Harganya sangat terjangkau, hampir sama dengan harga yang dipatok warung di lingkungan rumah warga, dibandingkan harus turun gunung mencari warung, tidak sebanding dengan tenaga yang dikeluarkan. Lia menjual segelas kopi dengan harga Rp3 ribu, sementara untuk minuman segar Rp2 ribu.

Belum habis es dan kopi yang kami pesan, kami berpamitan untuk melanjutkan perjalanan ke atas seraya berjanji untuk kembali ke warungnya begitu turun dari gunungan sampah. Kami melanjutkan perjalanan, mengikuti jejak yang lebih dulu telah dilalui.

Sedikit memutar, tumpukan sampah yang kamu injak sudah kering, tidak berbahaya dan lebih bersih dibanding berjalan diatas sampah baru yang masih basah.Nampak hamparan sampah begitu luas, mendatar, seperti lapangan sepak bola. Di Atas gunungan sampah ini, daratan Kota Bekasi dapat terlihat sejauh mata memandang.

Ramai pemulung, nampak berdiri beberapa tenda seperti yang digunakan oleh Lia berjualan, hampir menyerupai gubuk.Sebagian digunakan untuk berteduh para pemulung, sebagian lagi berfungsi sebagai tempat berjualan. Warkop diatas gunungan sampah, begitu lah penampakannya.

Ada empat tenda berdiri berdekatan. Satu lagi nampak sedang dibangun. Seorang laki-laki tengah sibuk memasang kerangka bangunan dari bambu berukuran kecil, dihubungkan dari satu sudut bambu ke sudut bambu lain.

Aktivitas di area ini relatif lebih sibuk dibandingkan dengan sekitar area Lia berjualan tadi. Pedagang tempat kami berhenti untuk minum kopi nyaris tidak ada kesempatan untuk duduk bersantai seperti Lia. Pembeli terus berdatangan, mayoritas dari mereka membeli minuman segar berbekal plastik untuk dibawa, saat itu sekira pukul 15:30 WIB.

Hembusan angin terasa lebih kencang, nampaknya akan terasa menyegarkan jika tidak dihiasi aroma sampah.
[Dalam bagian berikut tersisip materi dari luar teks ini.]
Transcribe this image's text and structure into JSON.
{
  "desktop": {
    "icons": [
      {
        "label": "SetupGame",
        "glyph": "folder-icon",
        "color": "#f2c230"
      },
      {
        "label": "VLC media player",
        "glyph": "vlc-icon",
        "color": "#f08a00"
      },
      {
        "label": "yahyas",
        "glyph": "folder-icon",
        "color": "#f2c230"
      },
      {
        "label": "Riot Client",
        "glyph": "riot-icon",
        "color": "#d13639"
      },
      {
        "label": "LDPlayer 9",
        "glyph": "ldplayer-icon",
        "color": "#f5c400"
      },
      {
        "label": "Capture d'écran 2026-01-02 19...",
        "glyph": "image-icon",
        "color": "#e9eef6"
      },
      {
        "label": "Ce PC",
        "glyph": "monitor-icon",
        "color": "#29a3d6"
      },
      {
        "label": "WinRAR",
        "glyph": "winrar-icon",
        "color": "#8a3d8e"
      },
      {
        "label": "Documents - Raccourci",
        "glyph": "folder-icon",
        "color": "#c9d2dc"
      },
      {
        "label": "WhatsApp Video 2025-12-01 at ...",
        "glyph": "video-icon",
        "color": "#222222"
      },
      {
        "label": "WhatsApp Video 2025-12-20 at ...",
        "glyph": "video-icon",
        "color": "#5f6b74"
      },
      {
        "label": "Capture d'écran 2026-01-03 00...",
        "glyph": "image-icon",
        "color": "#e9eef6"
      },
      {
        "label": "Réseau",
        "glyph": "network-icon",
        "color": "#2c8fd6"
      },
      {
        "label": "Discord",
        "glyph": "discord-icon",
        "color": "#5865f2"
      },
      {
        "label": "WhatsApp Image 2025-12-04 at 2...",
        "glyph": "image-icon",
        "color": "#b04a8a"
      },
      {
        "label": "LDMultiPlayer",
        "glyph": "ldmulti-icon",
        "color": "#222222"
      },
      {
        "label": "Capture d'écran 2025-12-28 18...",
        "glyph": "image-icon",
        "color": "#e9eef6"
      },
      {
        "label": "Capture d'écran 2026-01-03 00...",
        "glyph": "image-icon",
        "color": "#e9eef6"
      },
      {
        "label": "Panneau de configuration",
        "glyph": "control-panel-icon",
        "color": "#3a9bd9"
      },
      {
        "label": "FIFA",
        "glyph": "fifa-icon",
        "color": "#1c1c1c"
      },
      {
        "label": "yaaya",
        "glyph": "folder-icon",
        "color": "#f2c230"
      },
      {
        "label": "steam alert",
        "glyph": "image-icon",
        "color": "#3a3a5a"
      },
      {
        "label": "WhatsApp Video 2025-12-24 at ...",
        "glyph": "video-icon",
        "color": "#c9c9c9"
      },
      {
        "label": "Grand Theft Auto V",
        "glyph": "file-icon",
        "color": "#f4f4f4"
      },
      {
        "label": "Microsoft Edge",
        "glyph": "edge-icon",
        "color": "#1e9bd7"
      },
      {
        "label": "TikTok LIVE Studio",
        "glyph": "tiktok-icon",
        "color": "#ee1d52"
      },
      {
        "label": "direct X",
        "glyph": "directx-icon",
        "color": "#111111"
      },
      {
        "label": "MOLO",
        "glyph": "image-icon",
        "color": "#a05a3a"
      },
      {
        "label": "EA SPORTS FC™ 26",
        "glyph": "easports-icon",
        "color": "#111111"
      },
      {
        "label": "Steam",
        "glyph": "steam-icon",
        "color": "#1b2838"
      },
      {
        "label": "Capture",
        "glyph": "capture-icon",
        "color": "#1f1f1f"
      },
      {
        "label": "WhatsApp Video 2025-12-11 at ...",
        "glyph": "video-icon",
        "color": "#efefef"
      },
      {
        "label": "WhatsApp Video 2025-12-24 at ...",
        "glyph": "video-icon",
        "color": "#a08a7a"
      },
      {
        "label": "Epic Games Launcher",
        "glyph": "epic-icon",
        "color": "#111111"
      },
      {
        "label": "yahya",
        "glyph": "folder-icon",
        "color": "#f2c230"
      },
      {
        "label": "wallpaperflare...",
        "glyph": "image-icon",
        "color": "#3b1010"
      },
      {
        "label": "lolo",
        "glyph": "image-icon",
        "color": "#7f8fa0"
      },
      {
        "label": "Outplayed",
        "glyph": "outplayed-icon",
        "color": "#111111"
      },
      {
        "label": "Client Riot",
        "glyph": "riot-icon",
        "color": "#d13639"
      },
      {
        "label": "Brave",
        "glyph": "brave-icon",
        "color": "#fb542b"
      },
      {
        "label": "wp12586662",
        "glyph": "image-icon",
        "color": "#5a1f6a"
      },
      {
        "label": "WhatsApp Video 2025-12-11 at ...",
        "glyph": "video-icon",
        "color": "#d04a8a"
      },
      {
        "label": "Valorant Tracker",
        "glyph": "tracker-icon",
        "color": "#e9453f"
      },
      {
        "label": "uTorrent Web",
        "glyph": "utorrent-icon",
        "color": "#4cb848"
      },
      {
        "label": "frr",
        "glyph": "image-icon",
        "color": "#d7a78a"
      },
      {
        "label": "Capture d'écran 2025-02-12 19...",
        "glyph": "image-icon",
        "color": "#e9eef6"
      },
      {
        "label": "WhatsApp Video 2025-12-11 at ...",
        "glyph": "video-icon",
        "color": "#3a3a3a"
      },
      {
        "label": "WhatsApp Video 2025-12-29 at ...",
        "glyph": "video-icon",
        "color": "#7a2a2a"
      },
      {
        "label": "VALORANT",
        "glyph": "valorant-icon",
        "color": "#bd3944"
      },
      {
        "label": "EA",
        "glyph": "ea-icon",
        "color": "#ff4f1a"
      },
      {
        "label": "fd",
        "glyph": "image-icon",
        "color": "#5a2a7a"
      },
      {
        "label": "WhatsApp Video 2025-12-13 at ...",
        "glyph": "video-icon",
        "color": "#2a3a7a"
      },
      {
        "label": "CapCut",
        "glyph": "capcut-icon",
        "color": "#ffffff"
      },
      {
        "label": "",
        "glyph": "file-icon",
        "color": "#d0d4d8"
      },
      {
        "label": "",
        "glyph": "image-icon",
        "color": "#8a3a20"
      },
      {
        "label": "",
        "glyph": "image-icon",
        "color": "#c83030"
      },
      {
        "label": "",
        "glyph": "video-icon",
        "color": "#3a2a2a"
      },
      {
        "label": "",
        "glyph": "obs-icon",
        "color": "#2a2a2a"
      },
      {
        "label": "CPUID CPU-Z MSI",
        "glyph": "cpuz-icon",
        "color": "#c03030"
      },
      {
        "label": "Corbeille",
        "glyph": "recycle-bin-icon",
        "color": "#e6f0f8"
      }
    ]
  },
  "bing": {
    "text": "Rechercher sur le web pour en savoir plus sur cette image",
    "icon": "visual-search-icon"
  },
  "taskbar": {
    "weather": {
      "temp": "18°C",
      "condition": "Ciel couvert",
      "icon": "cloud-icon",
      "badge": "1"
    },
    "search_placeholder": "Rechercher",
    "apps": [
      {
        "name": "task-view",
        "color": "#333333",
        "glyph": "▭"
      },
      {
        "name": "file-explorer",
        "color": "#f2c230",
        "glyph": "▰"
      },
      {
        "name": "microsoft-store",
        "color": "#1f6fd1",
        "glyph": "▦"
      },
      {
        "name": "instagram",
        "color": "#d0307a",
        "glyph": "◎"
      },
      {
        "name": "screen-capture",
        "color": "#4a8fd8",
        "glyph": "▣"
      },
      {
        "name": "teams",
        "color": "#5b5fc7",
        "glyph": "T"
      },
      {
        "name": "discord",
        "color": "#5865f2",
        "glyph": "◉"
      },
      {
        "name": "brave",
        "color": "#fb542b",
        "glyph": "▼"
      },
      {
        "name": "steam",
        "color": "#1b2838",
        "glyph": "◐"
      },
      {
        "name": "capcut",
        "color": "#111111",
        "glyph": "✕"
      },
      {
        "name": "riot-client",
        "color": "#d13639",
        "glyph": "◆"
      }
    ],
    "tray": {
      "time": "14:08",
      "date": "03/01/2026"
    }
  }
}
Keringat yang menempel di badan hasil pendakian dalam hitungan menit kering disapu hembusan angin.

Tangan akan bekerja lebih sibuk saat berada disini, menyapu lalat agar tak mendekat ke gelas plastik berisi kopi, itu yang kami lakukan, harganya sama Rp3 ribu. Sekira 15 menit berada di salah satu warung, seekor lalat berhasil lolos, nampak berusaha keluar dari dalam gelas.

Tidak lama berselang, kami kembali bergerak turun, berhenti sejenak di warung Lia untuk membayar minuman segar dan kopi yang sudah kami pesan sebelum naik ke atas gunungan sampah. Bagi Lia, berada di gunungan sampah lebih nyaman dibandingkan di rumah kontrakan tempat ia tinggal pada saat cuaca panas seperti saat ini.”Disini mah adem biar (cuaca) panas juga, banyak angin. Kalau di kontrakan panas,” ungkapnya seraya tertawa.

Pedagang seperti Lia ini tidak dipungut biaya lapak, begitu ia bercerita. Dalam sehari, ia bisa mengantongi uang Rp100 sampai Rp500 ribu, uang yang begitu berharga untuk membantu perekonomian keluarganya.

Musim kemarau seperti ini lebih nyaman untuk Lia berjualan, dibandingkan pada saat musim penghujan. Pasalnya, warung tempatnya berjualan tidak memiliki dinding, barang dagangan maupun setiap orang yang berada di sana akan basah terkena air hujan yang tersapu angin.

Belum lagi, ia khawatir jika sewaktu-waktu tumpukan sampah longsor saat hujan turun dengan intensitas tinggi.”Kalau hujan ya basah, kalau hujan gede pulang. Iseng saya, takut longsor,” ucapnya.

Pukul 17.00 kami sampai di dasar, aktivitasnya masih sangat ramai meskipun hari menjelang gelap. Truk sampah masih berlaku lalang, alat berat masih beroperasi, para pemulung juga masih beraktifitas.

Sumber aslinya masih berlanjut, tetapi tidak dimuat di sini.